New Yorkers have the chance to get ahead of the curve with Film Forum’s SAPPH-O-RAMA series, which includes screenings of Bow’s first talkie, 1929’s “The Wild Party,” on Friday, February 9 and Tuesday, February 13. (Those unable to attend either screening can find Bow’s classics “It” and the Oscar-winning Best Picture “Wings” streaming on Tubi and a few more films on YouTube.)
There’s a fair bit of mythology around “The Wild Party” — legend has it Bow blew out the microphones with her untrained voice when it came time to film — including writer/director Damien Chazelle using the fraught production for a memorable sequence in “Babylon” as Margot Robbie’s Nellie films her first sound film. Bow inspired much of Nellie, including her hardscrabble background (Bow biographer David Stenn calls the star’s early circumstances “the most brutal poverty known at the time,”) a decidedly declasse accent, traumatic relationships with her family, a fruitful collaboration with a female director, and a perilous fall from the top as times and tastes change.
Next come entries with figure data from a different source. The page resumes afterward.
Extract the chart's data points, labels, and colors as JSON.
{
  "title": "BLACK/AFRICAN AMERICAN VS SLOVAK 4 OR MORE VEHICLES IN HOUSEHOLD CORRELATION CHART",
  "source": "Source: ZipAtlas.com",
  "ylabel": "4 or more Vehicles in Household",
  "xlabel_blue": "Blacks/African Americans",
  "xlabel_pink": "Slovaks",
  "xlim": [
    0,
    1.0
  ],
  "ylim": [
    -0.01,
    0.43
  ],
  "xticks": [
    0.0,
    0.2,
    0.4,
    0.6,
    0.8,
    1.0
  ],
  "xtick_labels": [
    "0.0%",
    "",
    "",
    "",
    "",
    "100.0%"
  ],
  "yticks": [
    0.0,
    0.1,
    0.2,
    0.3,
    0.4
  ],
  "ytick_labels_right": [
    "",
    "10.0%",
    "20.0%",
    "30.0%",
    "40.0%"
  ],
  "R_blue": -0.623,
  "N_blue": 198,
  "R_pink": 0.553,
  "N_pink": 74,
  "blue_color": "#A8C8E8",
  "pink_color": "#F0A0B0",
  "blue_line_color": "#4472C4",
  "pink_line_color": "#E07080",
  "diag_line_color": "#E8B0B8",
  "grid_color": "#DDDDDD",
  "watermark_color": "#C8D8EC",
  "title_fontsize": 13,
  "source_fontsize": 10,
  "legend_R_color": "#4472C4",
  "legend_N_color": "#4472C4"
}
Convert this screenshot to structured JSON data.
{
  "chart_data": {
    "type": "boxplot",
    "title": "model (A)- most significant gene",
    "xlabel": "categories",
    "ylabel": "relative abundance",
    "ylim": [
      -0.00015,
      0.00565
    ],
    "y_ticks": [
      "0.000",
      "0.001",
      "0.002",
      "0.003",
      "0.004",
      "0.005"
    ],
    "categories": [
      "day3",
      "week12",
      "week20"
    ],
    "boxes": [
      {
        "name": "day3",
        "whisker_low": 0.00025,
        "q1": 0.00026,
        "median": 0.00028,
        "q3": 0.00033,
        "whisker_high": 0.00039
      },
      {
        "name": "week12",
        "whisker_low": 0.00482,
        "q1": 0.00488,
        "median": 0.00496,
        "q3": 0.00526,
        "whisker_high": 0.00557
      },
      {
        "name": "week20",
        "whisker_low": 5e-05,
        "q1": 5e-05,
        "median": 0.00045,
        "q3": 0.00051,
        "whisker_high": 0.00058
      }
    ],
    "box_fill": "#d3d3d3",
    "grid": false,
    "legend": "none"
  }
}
The real Bow and her collaboration with director Dorothy Arzner stretched across both silent and sound films. But it’s in 1929’s “The Wild Party” in which Arzner was able to imbue the film with a bit of queer joy, especially into the relationships between its women, like Bow’s Stella Ames and Shirley O’Hara’s Helen. 1929 is also important for Hayes Code reasons; since it came before Hollywood’s self-censoring regime, and “The Wild Party” displays a twinned cleverness and horniness that doesn’t tend to get associated with “old movies.”
Those assumptions about early films couldn’t be less reflective of reality — seriously, consider this the sign you’ve been waiting for to check out any Pre-Code Hollywood film today. With “The Wild Party,” Paramount was enthused for Bow’s first sound feature to revolve around hedonistic college parties and crushing on sexy young professors. The studio only gave its star, who had no theater training and first came to the attention of filmmakers through a magazine contest, two weeks to prepare to make a film with entirely different tools and limitations.
“Babylon” (and “Singin’ in the Rain” before it) mines drama out of the advent of sound wrecking careers. But while the transition did make and break stars, “The Wild Party” didn’t cause Bow to vanish overnight and proves she can be expressive and playful with dialogue as she was in her silent work. She remained the top box office attraction in 1929 and the No. 2 in 1930. A year later, she asked to be released from her final Paramount film. Her career was effectively over (two more sound films came in 1932). Bow was 25.
As for why Swift has singled out Clara Bow for her new album? We’ll have to wait until its April 14 release to know for sure, but our money is on the constant attacks on Bow from both the industry and the media.
As Bow herself once said, “They yell at me to be dignified. But what are the dignified people like? The people who are held up as examples for me? They are snobs. Frightful snobs.” Then again, Bow was also frequently singled out for her romantic life, another connection between her and 2023’s Time Person of the Year.
But though it presents dubious opportunities for translating possible Swiftian Easter eggs, “The Wild Party” does present a wonderful opportunity to see an example of queer themes sneaking into big Hollywood studio films almost 100 years ago and to experience Bow’s magnetizing appeal, Brooklyn accent and all.